De voorouders van het paard: Epihippus
Epihippus is de derde oudst bekende voorouder van het paard. Hij is ontstaan uit Orohippus en leefde zo'n 47 miljoen jaar geleden.
Taxonomische indeling
Rijk | Animalia | Dieren |
Stam | Chordata | Gewervelden |
Klasse | Mammalia | Zoogdieren |
Orde | Perissodactyla | Onevenhoevigen |
Familie | Equidae | Paardachtigen |
Geslacht | Epihippus | |
Soorten | E. gracilis, E. intermedius, E. parvus, E. uintensis | |
Ontdekking
Ikzelf heb helaas niets kunnen terugvinden over waar en wanneer de eerste of de meeste fossielen van Epihippus zijn teruggevonden. Het is niet onwaarschijnlijk dat die ontdekt zijn in Wyoming en/of Oregon door O.C.Marsh. Hij vond in deze regio in de lagen uit het Eoceen de fossielen van Orohippus, de voorouder van Epihippus.
Beschrijving
Net zoals Hyracotherium en Orohippus, was Epihippus klein van gestalte, had hij een kleine herseninhoud. Hij had 4 tenen aan elk van de voorste ledematen en 3 tenen aan elk van de achterste ledematen, hij liep ook nog steeds op zoolkussentjes.
Ook hier zit het verschil met de voorouder voornamelijk in de tanden: de laatste 2 premolaren werden ook molaren. Zo had Epihippus in elke kaakhelft 5 ware kiezen (molaren). Het gebit was nog steeds laagkronig.
Evolutie
Orohippus gaf na enkele miljoenen jaren aanleiding tot het ontstaan van Epihippus, toen de laatste premolaren ook molaren werden. Zo had Epihippus dus 5 ware kiezen in elke kaakhelft om zijn voedsel fijn te malen. Zo had Epihippus het voordeel dat hij taaiere planten kon eten en zo werden de taaiere planten beter en verder verspreid. Epihippus had ook langere benen dan zijn voorgangers. Erg handig om sneller weg te kunnen vluchten van roofdieren. Nadeel was wel dat hij zich, door zijn grotere hoogte, moeilijker kon verstoppen in het open grasland.
Orohippus is waarschijnlijk tot Epihippus geëvolueerd doordat het klimaat in Noord-Amerika droger werd, de grassen nog in volle ontwikkeling waren en de uitgestrekte bossen, de habitat van Orohippus, begonnen in te krimpen.

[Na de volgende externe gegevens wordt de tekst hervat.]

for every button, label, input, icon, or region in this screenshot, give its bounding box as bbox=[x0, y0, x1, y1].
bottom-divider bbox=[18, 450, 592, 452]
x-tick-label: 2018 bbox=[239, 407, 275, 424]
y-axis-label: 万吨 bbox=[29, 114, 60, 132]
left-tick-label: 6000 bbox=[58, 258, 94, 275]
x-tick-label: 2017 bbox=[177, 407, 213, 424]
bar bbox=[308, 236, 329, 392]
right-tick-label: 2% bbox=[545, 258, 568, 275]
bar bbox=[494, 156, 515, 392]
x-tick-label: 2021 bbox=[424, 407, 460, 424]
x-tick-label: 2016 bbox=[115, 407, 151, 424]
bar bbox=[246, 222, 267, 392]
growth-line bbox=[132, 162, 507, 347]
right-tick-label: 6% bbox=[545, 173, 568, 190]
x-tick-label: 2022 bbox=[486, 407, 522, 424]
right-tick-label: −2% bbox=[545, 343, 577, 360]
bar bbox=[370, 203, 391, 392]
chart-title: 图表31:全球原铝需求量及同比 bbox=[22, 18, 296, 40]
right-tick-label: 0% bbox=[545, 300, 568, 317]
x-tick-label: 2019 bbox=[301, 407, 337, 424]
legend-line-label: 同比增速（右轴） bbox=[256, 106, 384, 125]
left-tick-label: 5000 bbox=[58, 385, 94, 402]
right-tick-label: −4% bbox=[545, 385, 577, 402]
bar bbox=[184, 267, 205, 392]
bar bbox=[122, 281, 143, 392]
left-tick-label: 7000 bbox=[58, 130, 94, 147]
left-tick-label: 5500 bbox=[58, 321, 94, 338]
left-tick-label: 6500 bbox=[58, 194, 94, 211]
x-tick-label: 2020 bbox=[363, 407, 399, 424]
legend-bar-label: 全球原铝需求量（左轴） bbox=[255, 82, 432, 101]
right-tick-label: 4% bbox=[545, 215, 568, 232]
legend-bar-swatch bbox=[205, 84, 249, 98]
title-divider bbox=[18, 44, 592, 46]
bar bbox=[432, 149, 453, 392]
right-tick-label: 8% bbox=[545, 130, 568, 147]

Zo ontstond een nieuwe leefomgeving: het open graslandschap. Hoe beter een dier aangepast was aan die nieuwe omgeving, hoe makkelijker het kon overleven. De Orohippussen met de langere benen, konden sneller lopen in de open grasvlakte en konden zo beter vluchten bij gevaar. Orohippussen met 5 molaren in plaats van 4 konden het gras beter fijnmalen, zonder veel last te hebben van de slijtage door silica in gras. (Silica is een hard materiaal dat tanden nogal laat afslijten). De Orohippussen met én langere benen én 5 molaren hadden dus de beste kans op overleven (survival of the fittest) en zo ontstond dus Epihippus.